Why does Covid-19 increase the risk of diabetes in some people?
Recent studies show that coronavirus infection can reveal type 2 diabetes or, more rarely, type 1 diabetes. By what mechanisms?.
Scientists have drawn attention in recent months to the risk of developing diabetes after Sars-Cov2 infection. Published on March 21, 2022, a US study involving 200,000 people shows that diabetes is a possible sequel to infection.
Another research work, carried out by a German team and published in the journal Diabetologia on March 16, 2022, compares two groups of patients after their consultation with a general practitioner: the first infected with Covid, the second with a respiratory infection due to a virus other than the coronavirus. Results: the risk of type 2 diabetes is increased by 28% in the first group compared to the second.
These results challenge the diabetes community. For Professor Eric Renard, vice president of the French-speaking Diabetes Society, two situations must be distinguished: on the one hand, type 2 diabetes that occurs without real surprise in predisposed patients, on the other, the most unexpected cases of type 2 diabetes 1 in children, adolescents, or sometimes adults.
The vast majority of diabetes cases that appeared after Covid are "type 2".
What is type 2 diabetes?
This disease usually occurs around the age of 50, in people who are overweight and sedentary, or who have a family history. Gradually, your blood sugar level ( glycemia ) begins to rise. Your body is resistant to insulin, the hormone responsible for regulating blood sugar levels throughout the day. In these people, the beta cells that secrete insulin in the pancreas are not destroyed. They continue to work, but with limitations.
This type 2 diabetes evolves without symptoms. Only blood glucose tests can reveal it. The person begins by developing prediabetes , characterized by repeatedly measured fasting blood sugar levels between 1 and 1.25 grams per liter (g/l).
What happens during a Sars-Cov2 infection?
The virus penetrates the body and, in particular, the beta cells of the pancreas. This infection triggers an inflammatory reaction which, in turn, induces insulin resistance. As a result, blood sugar rises.
In people whose pancreas is healthy, insulin secretion increases to overcome the phenomenon of resistance and blood sugar remains normal, but in those whose pancreas has limited adaptive capabilities, even moderate Covid can lead to diabetes. type 2.
Pr Renard: "Many of the patients in question had prediabetes or unknowingly started diabetes. The inflammatory reaction due to coronavirus infection has created insulin resistance in people whose pancreas was already failing."
In the most severe cases, the inflammatory reaction is so violent that it causes very significant hyperglycemia. Then the patient must administer insulin. Most of the time, this treatment is temporary. When the blood sugar level is back under control and the infection is cured, the patient returns to the usual management of type 2 diabetes: weight loss, balanced diet, regular physical activity and, if necessary, prescription of different medications to insulin.

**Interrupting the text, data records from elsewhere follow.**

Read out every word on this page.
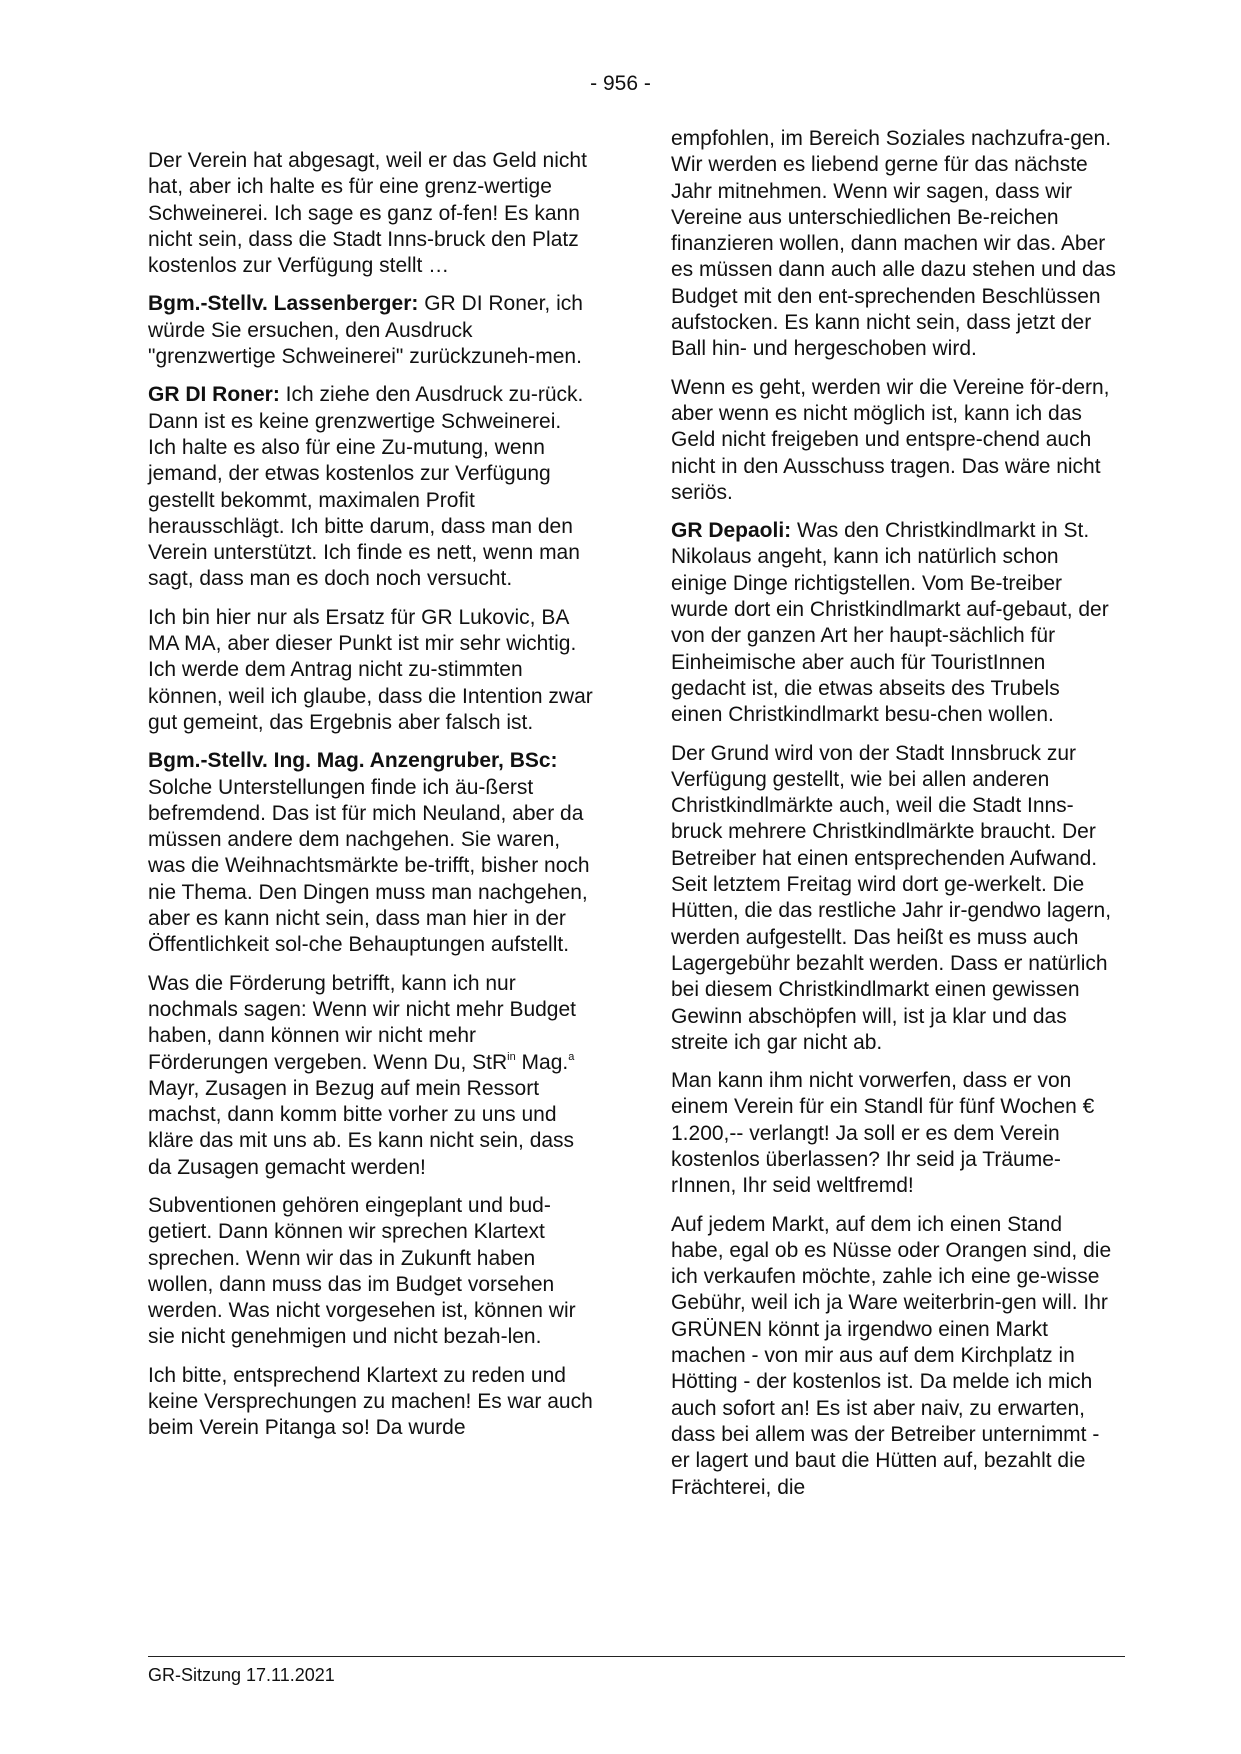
- 956 -

Der Verein hat abgesagt, weil er das Geld nicht hat, aber ich halte es für eine grenz-wertige Schweinerei. Ich sage es ganz of-fen! Es kann nicht sein, dass die Stadt Inns-bruck den Platz kostenlos zur Verfügung stellt …

Bgm.-Stellv. Lassenberger: GR DI Roner, ich würde Sie ersuchen, den Ausdruck "grenzwertige Schweinerei" zurückzuneh-men.

GR DI Roner: Ich ziehe den Ausdruck zu-rück. Dann ist es keine grenzwertige Schweinerei. Ich halte es also für eine Zu-mutung, wenn jemand, der etwas kostenlos zur Verfügung gestellt bekommt, maximalen Profit herausschlägt. Ich bitte darum, dass man den Verein unterstützt. Ich finde es nett, wenn man sagt, dass man es doch noch versucht.

Ich bin hier nur als Ersatz für GR Lukovic, BA MA MA, aber dieser Punkt ist mir sehr wichtig. Ich werde dem Antrag nicht zu-stimmten können, weil ich glaube, dass die Intention zwar gut gemeint, das Ergebnis aber falsch ist.

Bgm.-Stellv. Ing. Mag. Anzengruber, BSc: Solche Unterstellungen finde ich äu-ßerst befremdend. Das ist für mich Neuland, aber da müssen andere dem nachgehen. Sie waren, was die Weihnachtsmärkte be-trifft, bisher noch nie Thema. Den Dingen muss man nachgehen, aber es kann nicht sein, dass man hier in der Öffentlichkeit sol-che Behauptungen aufstellt.

Was die Förderung betrifft, kann ich nur nochmals sagen: Wenn wir nicht mehr Budget haben, dann können wir nicht mehr Förderungen vergeben. Wenn Du, StR$^{in}$ Mag.$^a$ Mayr, Zusagen in Bezug auf mein Ressort machst, dann komm bitte vorher zu uns und kläre das mit uns ab. Es kann nicht sein, dass da Zusagen gemacht werden!

Subventionen gehören eingeplant und bud-getiert. Dann können wir sprechen Klartext sprechen. Wenn wir das in Zukunft haben wollen, dann muss das im Budget vorsehen werden. Was nicht vorgesehen ist, können wir sie nicht genehmigen und nicht bezah-len.

Ich bitte, entsprechend Klartext zu reden und keine Versprechungen zu machen! Es war auch beim Verein Pitanga so! Da wurde

empfohlen, im Bereich Soziales nachzufra-gen. Wir werden es liebend gerne für das nächste Jahr mitnehmen. Wenn wir sagen, dass wir Vereine aus unterschiedlichen Be-reichen finanzieren wollen, dann machen wir das. Aber es müssen dann auch alle dazu stehen und das Budget mit den ent-sprechenden Beschlüssen aufstocken. Es kann nicht sein, dass jetzt der Ball hin- und hergeschoben wird.

Wenn es geht, werden wir die Vereine för-dern, aber wenn es nicht möglich ist, kann ich das Geld nicht freigeben und entspre-chend auch nicht in den Ausschuss tragen. Das wäre nicht seriös.

GR Depaoli: Was den Christkindlmarkt in St. Nikolaus angeht, kann ich natürlich schon einige Dinge richtigstellen. Vom Be-treiber wurde dort ein Christkindlmarkt auf-gebaut, der von der ganzen Art her haupt-sächlich für Einheimische aber auch für TouristInnen gedacht ist, die etwas abseits des Trubels einen Christkindlmarkt besu-chen wollen.

Der Grund wird von der Stadt Innsbruck zur Verfügung gestellt, wie bei allen anderen Christkindlmärkte auch, weil die Stadt Inns-bruck mehrere Christkindlmärkte braucht. Der Betreiber hat einen entsprechenden Aufwand. Seit letztem Freitag wird dort ge-werkelt. Die Hütten, die das restliche Jahr ir-gendwo lagern, werden aufgestellt. Das heißt es muss auch Lagergebühr bezahlt werden. Dass er natürlich bei diesem Christkindlmarkt einen gewissen Gewinn abschöpfen will, ist ja klar und das streite ich gar nicht ab.

Man kann ihm nicht vorwerfen, dass er von einem Verein für ein Standl für fünf Wochen € 1.200,-- verlangt! Ja soll er es dem Verein kostenlos überlassen? Ihr seid ja Träume-rInnen, Ihr seid weltfremd!

Auf jedem Markt, auf dem ich einen Stand habe, egal ob es Nüsse oder Orangen sind, die ich verkaufen möchte, zahle ich eine ge-wisse Gebühr, weil ich ja Ware weiterbrin-gen will. Ihr GRÜNEN könnt ja irgendwo einen Markt machen - von mir aus auf dem Kirchplatz in Hötting - der kostenlos ist. Da melde ich mich auch sofort an! Es ist aber naiv, zu erwarten, dass bei allem was der Betreiber unternimmt - er lagert und baut die Hütten auf, bezahlt die Frächterei, die

GR-Sitzung 17.11.2021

In contrast, in long Covid, when the inflammation persists for several months, insulin injections must be continued for as long as necessary.
More rarely, Covid-19 can reveal type 1 diabetes
In much rarer cases, mainly affecting children, adolescents, or young adults, coronavirus infection reveals type 1 diabetes when these patients apparently had no risk factors.
What is type 1 diabetes?
In this form of the disease, the beta cells of the pancreas are irreversibly destroyed by the body's own defenses (which is why it is called an autoimmune disease) and no longer produce insulin. To control their blood glucose, the patient must benefit from daily insulin supplies, either by self-injection or by pump.

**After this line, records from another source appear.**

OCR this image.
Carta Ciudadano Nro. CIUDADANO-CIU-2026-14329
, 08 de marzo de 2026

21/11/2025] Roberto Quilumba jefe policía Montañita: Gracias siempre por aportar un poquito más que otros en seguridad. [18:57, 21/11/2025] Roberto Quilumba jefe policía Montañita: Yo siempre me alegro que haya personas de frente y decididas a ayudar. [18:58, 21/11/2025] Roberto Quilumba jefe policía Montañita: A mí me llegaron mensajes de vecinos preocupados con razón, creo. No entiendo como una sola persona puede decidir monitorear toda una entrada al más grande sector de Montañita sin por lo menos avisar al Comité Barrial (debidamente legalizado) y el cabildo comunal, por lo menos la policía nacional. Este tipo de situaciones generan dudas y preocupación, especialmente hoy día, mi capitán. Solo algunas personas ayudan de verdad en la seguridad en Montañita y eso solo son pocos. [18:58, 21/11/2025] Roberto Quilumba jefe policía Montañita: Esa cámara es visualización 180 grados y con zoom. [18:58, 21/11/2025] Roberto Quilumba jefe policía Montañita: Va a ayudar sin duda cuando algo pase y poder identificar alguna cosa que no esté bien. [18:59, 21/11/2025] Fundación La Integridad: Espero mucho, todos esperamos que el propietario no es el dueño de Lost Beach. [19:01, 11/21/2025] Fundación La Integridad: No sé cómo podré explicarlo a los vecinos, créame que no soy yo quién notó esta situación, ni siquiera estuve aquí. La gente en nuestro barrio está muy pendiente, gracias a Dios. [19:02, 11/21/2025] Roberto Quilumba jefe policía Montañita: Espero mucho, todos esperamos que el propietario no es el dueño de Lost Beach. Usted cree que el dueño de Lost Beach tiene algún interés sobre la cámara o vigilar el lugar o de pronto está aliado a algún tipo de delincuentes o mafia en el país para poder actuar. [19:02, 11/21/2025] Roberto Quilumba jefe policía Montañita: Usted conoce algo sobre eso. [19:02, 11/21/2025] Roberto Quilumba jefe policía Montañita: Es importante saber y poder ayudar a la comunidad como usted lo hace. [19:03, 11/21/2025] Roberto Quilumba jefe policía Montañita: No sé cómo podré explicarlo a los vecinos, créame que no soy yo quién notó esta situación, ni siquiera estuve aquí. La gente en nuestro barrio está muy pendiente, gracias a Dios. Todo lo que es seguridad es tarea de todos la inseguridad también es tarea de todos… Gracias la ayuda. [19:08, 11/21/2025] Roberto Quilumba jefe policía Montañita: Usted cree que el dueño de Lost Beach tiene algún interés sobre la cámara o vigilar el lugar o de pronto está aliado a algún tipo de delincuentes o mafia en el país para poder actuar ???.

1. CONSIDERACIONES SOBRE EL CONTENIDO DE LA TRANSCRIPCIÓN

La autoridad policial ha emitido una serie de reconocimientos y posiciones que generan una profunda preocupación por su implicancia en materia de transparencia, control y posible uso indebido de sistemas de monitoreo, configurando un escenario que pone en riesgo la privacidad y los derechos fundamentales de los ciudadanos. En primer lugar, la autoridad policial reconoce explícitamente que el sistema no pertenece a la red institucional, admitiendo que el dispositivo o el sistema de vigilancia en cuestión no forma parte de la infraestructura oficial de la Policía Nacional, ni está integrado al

What happens after a Sars-Cov2 infection?
The mechanism is less clear than for type 2 diabetes occurring after Covid. However, one hypothesis prevails: "The coronavirus would modify the beta cells after having infected them, which could trigger an autoimmune reaction in predisposed subjects. In this case, the patient's body destroys its own cells because it considers them abnormal," explains the Professor Renard. The only possible treatment remains insulin, for life.
Should we screen for diabetes after Covid?
There's no need to rush a blood glucose test after an infectious episode. "A Covid alone is not enough to justify blood sugar control," says Professor Renard. This monitoring is justified, however, in people who have risk factors for diabetes (obesity, overweight, family history, etc.). In any case, they are recommended even outside the context of Covid.
The only real emergency is the appearance of symptoms suggestive of diabetes after Covid, such as very intense thirst or a frequent urge to urinate. In this case, rapid detection of diabetes is essential.
Therefore, the cases of diabetes that occurred during the Covid-19 pandemic did not surprise diabetologists. "What surprised us was the violence of the inflammatory reaction that causes a sudden increase in blood sugar," Professor Renard specifies anyway.